Le Conseil européen s’est réuni hier par visioconférence, pour surmonter les divisions sur la mutualisation de la dette à venir. Ces divisions occultent le fait que l’Europe agit déjà pour empêcher l’effondrement des économies européennes.

Conseil européen par visioconférence hier, les écrans empêchent les apartés qui permettent de faire avancer les compromis entre les « 27 ».
Conseil européen par visioconférence hier, les écrans empêchent les apartés qui permettent de faire avancer les compromis entre les « 27 ». © AFP / Ian LANGSDON / POOL / AFP

Faut-il désespérer de l’Europe ? Poser la question, c’est déjà considérer que l’Union européenne, une fois de plus, n’a pas été à la hauteur de la crise sanitaire que nous traversons. C’est le sentiment de nombreux Européens, comme le montrent certaines études d’opinion, surtout en Italie, le premier et le plus touché des pays du continent, avec l’Espagne. 

La Présidente de la Commission européenne, Ursula Von der Leyen, a fait le geste, très inhabituel, de présenter ses excuses aux Italiens, au nom de l’Europe. Elle a reconnu que l’Union n’avait pas été assez solidaire lorsque le nord de l’Italie a été frappé par l’épidémie de coronavirus.
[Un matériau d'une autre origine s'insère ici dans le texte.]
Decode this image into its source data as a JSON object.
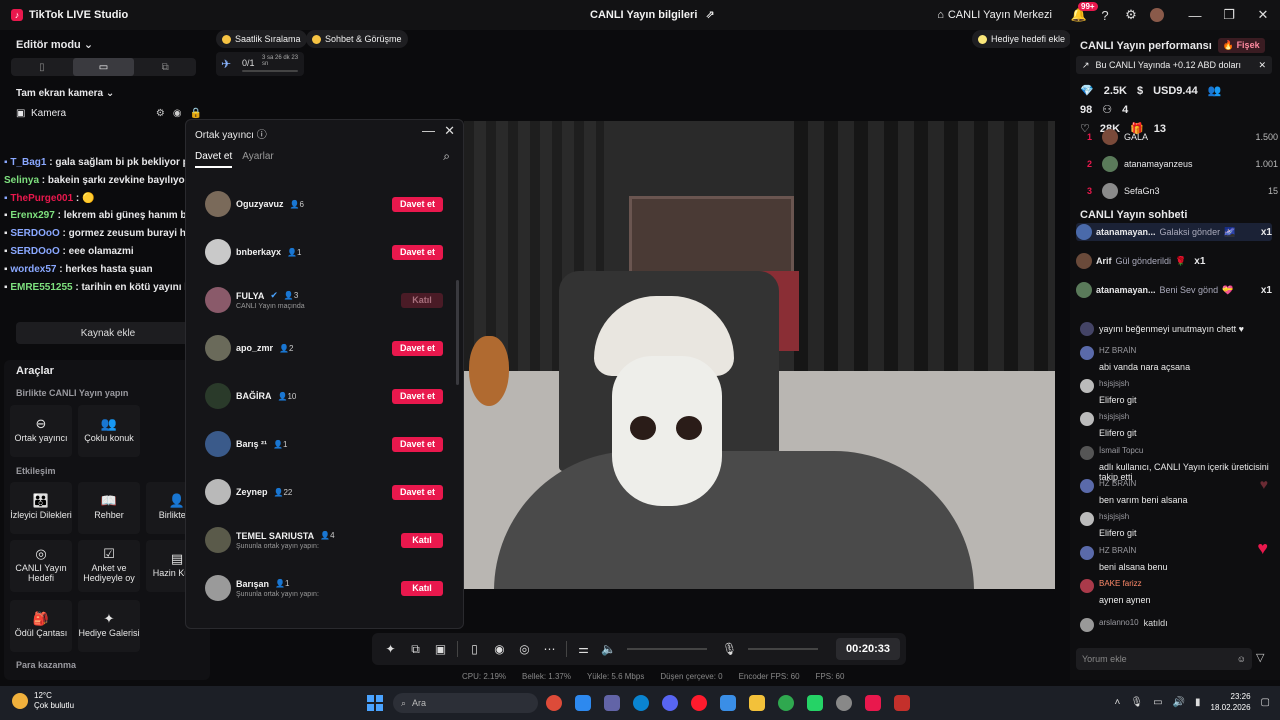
{
  "titlebar": {
    "app_name": "TikTok LIVE Studio",
    "center_title": "CANLI Yayın bilgileri",
    "live_center": "CANLI Yayın Merkezi",
    "notif_badge": "99+"
  },
  "left": {
    "editor_mode": "Editör modu",
    "camera_section": "Tam ekran kamera",
    "camera_label": "Kamera",
    "chat_lines": [
      {
        "user": "T_Bag1",
        "text": " : gala sağlam bi pk bekliyor pusuda",
        "color": "#8aa8ff"
      },
      {
        "user": "Selinya",
        "text": " : bakein şarkı zevkine bayılıyorum",
        "color": "#7ee07e"
      },
      {
        "user": "ThePurge001",
        "text": " : ",
        "color": "#e9184d"
      },
      {
        "user": "Erenx297",
        "text": " : lekrem abi güneş hanım bugün yayın açmıcak mı",
        "color": "#7ee07e"
      },
      {
        "user": "SERDOoO",
        "text": " : gormez zeusum burayi hu",
        "color": "#8aa8ff"
      },
      {
        "user": "SERDOoO",
        "text": " : eee olamazmi",
        "color": "#8aa8ff"
      },
      {
        "user": "wordex57",
        "text": " : herkes hasta şuan",
        "color": "#8aa8ff"
      },
      {
        "user": "EMRE551255",
        "text": " : tarihin en kötü yayını harbi",
        "color": "#7ee07e"
      }
    ],
    "add_source": "Kaynak ekle",
    "tools_title": "Araçlar",
    "together_title": "Birlikte CANLI Yayın yapın",
    "tools_together": [
      {
        "label": "Ortak yayıncı",
        "icon": "link-icon"
      },
      {
        "label": "Çoklu konuk",
        "icon": "users-icon"
      }
    ],
    "interaction_title": "Etkileşim",
    "tools_interaction": [
      {
        "label": "İzleyici Dilekleri",
        "icon": "people-icon"
      },
      {
        "label": "Rehber",
        "icon": "book-icon"
      },
      {
        "label": "Birlikte O",
        "icon": "person-icon"
      },
      {
        "label": "CANLI Yayın Hedefi",
        "icon": "target-icon"
      },
      {
        "label": "Anket ve Hediyeyle oy",
        "icon": "poll-icon"
      },
      {
        "label": "Hazin Kutus",
        "icon": "chest-icon"
      },
      {
        "label": "Ödül Çantası",
        "icon": "bag-icon"
      },
      {
        "label": "Hediye Galerisi",
        "icon": "gallery-icon"
      }
    ],
    "earn_title": "Para kazanma"
  },
  "top": {
    "pill_ranking": "Saatlik Sıralama",
    "pill_chat": "Sohbet & Görüşme",
    "gift_goal": "Hediye hedefi ekle",
    "goal_progress": "0/1",
    "goal_time": "3 sa 26 dk 23 sn"
  },
  "modal": {
    "title": "Ortak yayıncı",
    "tab_invite": "Davet et",
    "tab_settings": "Ayarlar",
    "rows": [
      {
        "name": "Oguzyavuz",
        "count": "6",
        "sub": "",
        "btn": "Davet et",
        "disabled": false
      },
      {
        "name": "bnberkayx",
        "count": "1",
        "sub": "",
        "btn": "Davet et",
        "disabled": false
      },
      {
        "name": "FULYA",
        "count": "3",
        "sub": "CANLI Yayın maçında",
        "btn": "Katıl",
        "disabled": true
      },
      {
        "name": "apo_zmr",
        "count": "2",
        "sub": "",
        "btn": "Davet et",
        "disabled": false
      },
      {
        "name": "BAĞİRA",
        "count": "10",
        "sub": "",
        "btn": "Davet et",
        "disabled": false
      },
      {
        "name": "Barış ²¹",
        "count": "1",
        "sub": "",
        "btn": "Davet et",
        "disabled": false
      },
      {
        "name": "Zeynep",
        "count": "22",
        "sub": "",
        "btn": "Davet et",
        "disabled": false
      },
      {
        "name": "TEMEL SARIUSTA",
        "count": "4",
        "sub": "Şununla ortak yayın yapın:",
        "btn": "Katıl",
        "disabled": false
      },
      {
        "name": "Barışan",
        "count": "1",
        "sub": "Şununla ortak yayın yapın:",
        "btn": "Katıl",
        "disabled": false
      }
    ]
  },
  "controls": {
    "timer": "00:20:33",
    "stats": [
      "CPU: 2.19%",
      "Bellek: 1.37%",
      "Yükle: 5.6 Mbps",
      "Düşen çerçeve: 0",
      "Encoder FPS: 60",
      "FPS: 60"
    ]
  },
  "right": {
    "perf_title": "CANLI Yayın performansı",
    "perf_badge": "Fişek",
    "earnings": "Bu CANLI Yayında +0.12 ABD doları",
    "metrics": [
      "2.5K",
      "USD9.44",
      "98",
      "4",
      "28K",
      "13"
    ],
    "ranking": [
      {
        "rank": "1",
        "name": "GALA",
        "value": "1.500"
      },
      {
        "rank": "2",
        "name": "atanamayanzeus",
        "value": "1.001"
      },
      {
        "rank": "3",
        "name": "SefaGn3",
        "value": "15"
      }
    ],
    "chat_title": "CANLI Yayın sohbeti",
    "pinned": [
      {
        "user": "atanamayan...",
        "text": "Galaksi gönder",
        "mult": "x1"
      },
      {
        "user": "Arif",
        "text": "Gül gönderildi",
        "mult": "x1"
      },
      {
        "user": "atanamayan...",
        "text": "Beni Sev gönd",
        "mult": "x1"
      }
    ],
    "messages": [
      {
        "user": "",
        "text": "yayını beğenmeyi unutmayın chett ♥"
      },
      {
        "user": "HZ BRAİN",
        "text": "abi vanda nara açsana"
      },
      {
        "user": "hsjsjsjsh",
        "text": "Elifero git"
      },
      {
        "user": "hsjsjsjsh",
        "text": "Elifero git"
      },
      {
        "user": "İsmail Topcu",
        "text": "adlı kullanıcı, CANLI Yayın içerik üreticisini takip etti"
      },
      {
        "user": "HZ BRAİN",
        "text": "ben varım beni alsana"
      },
      {
        "user": "hsjsjsjsh",
        "text": "Elifero git"
      },
      {
        "user": "HZ BRAİN",
        "text": "beni alsana benu"
      },
      {
        "user": "BAKE farizz",
        "text": "aynen aynen"
      },
      {
        "user": "arslanno10",
        "text": "katıldı"
      }
    ],
    "comment_placeholder": "Yorum ekle"
  },
  "taskbar": {
    "temp": "12°C",
    "weather": "Çok bulutlu",
    "search": "Ara",
    "time": "23:26",
    "date": "18.02.2026"
  }
}
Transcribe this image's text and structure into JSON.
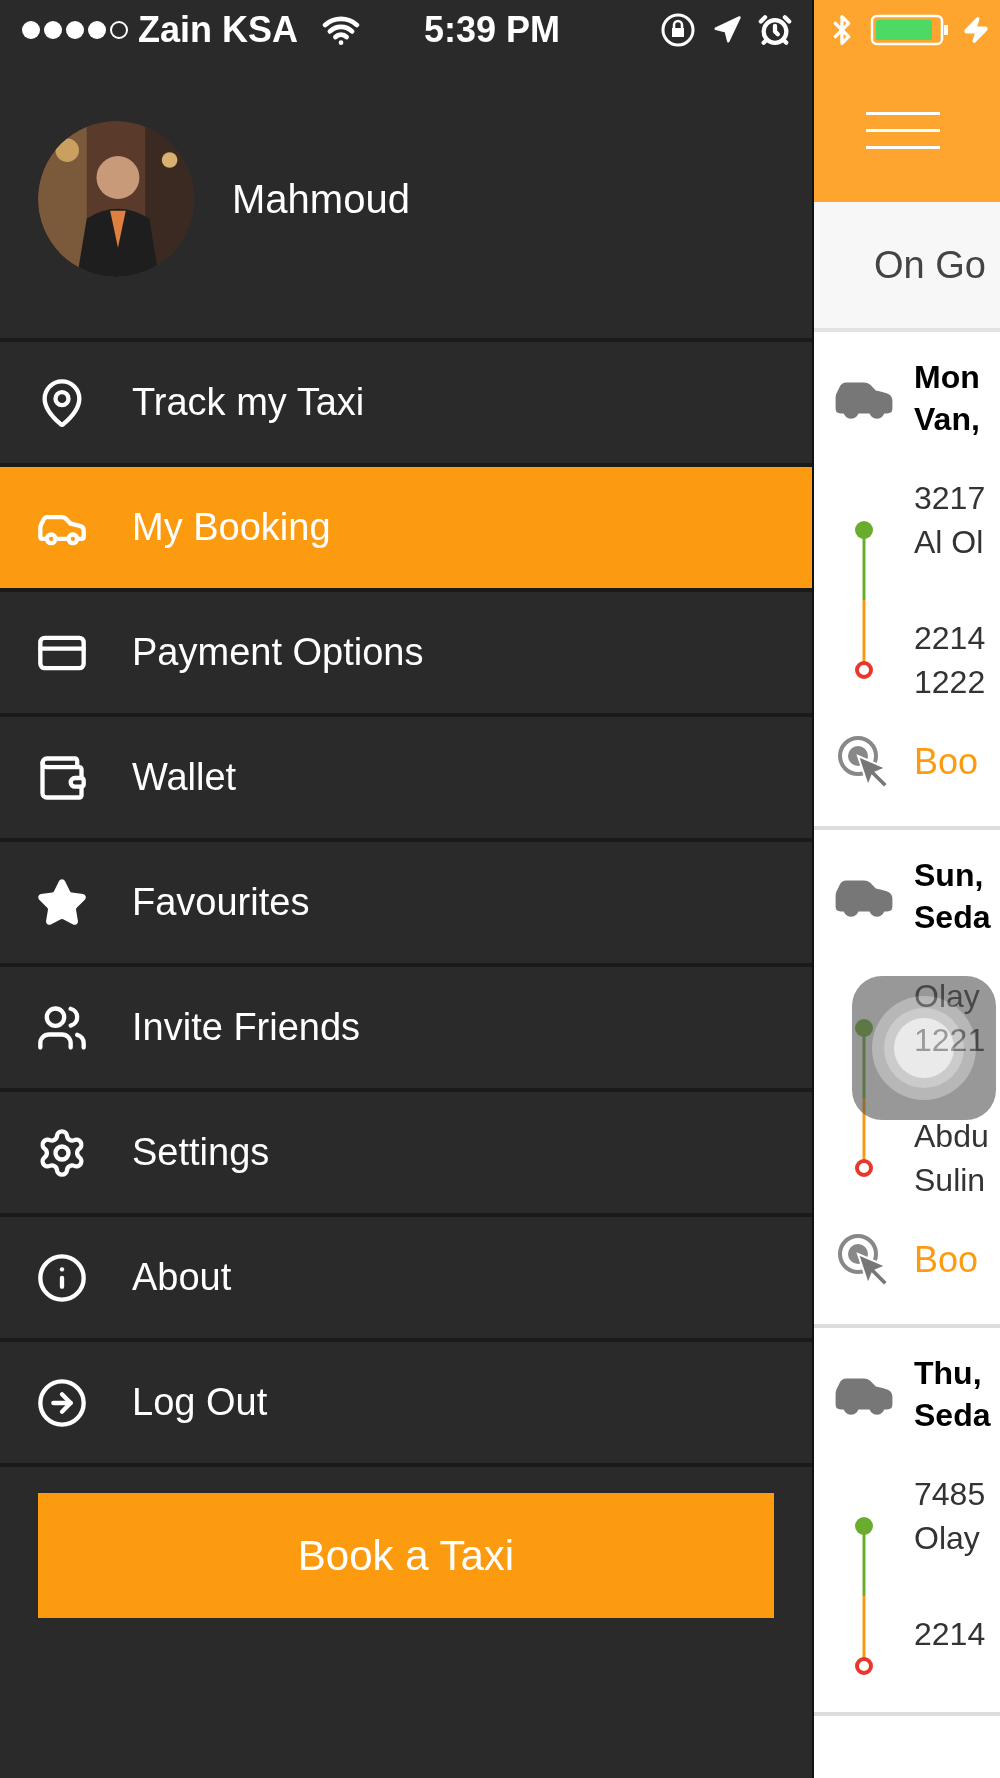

Il s’est passé beaucoup de choses depuis, et le problème se pose en des termes différents aujourd’hui, même si la perception des opinions reste celle d’une absence, ou d’un déficit d’Europe dans la gestion de cette crise. Avec cette conclusion tentante, à quoi bon faire partie d’un club qui n’est jamais là quand vous en avez besoin ?

C’est le grand paradoxe de ce moment hors du commun que nous vivons : à la crise sanitaire, s’est rajoutée, s’est accrochée pourrait-on dire, une crise économique d’ampleur historique. Et là, sans que les citoyens européens ne le réalisent pleinement, le bouclier protecteur de l’Europe joue à plein.

Certes, il ne s’agit-pas de respirateurs quand ils manquent dans les hôpitaux, mais de milliards d’euros, de centaines de milliards d’euros, qui font que, jusqu’ici, les pays européens sont capables de faire face à l’arrêt de leurs économies sans s’effondrer ; au contraire, en assurant le plus grand filet de sécurité au monde. Et c’est la Banque centrale européenne qui est à la manœuvre, au nom des Européens.

Pourtant l’image dominante est celle de la division des Européens… Elle n’est pas fausse, mais elle ne dit pas toute l’histoire. Le Conseil européen est en effet divisé sur une question-clé, celle de la mutualisation de la dette à venir pour financer la relance de nos économies après cet électrochoc.

La question est de savoir si on fait comme avant, chacun s’endette aux conditions permises par son économie, accentuant ainsi les divisions au sein de la zone euro ; ou si on fait face en commun, en empruntant ensemble, pour aider les régions et les secteurs les plus atteints ; pour le bien de tous puisque tous les États européens font une majorité de leurs échanges sur le continent.

Les discussions ont été initialement vives, puis moins tranchées, et on va vers une formule de compromis, qui reposera en grande partie sur une entente entre la France et l’Allemagne. L’Europe, disait Jacques Delors, est une machine à générer des compromis… Ils prennent du temps, mais l’enjeu est cette fois existentiel : qui peut prendre la responsabilité d’un échec ?

Le compromis sauvera la face, on ne parlera sans doute pas de « corona bonds » dont les Néerlandais ne veulent pas, et l’endettement commun passera peut-être par le budget communautaire. Mais il faudra un résultat qui permette aux citoyens européens de sentir que l’Europe est réellement solidaire. 

Ca n’est pas gagné, mais il est encore trop tôt pour désespérer réellement d’une Europe qui, sans que nous le réalisions, nous permet déjà de faire face à la crise du siècle.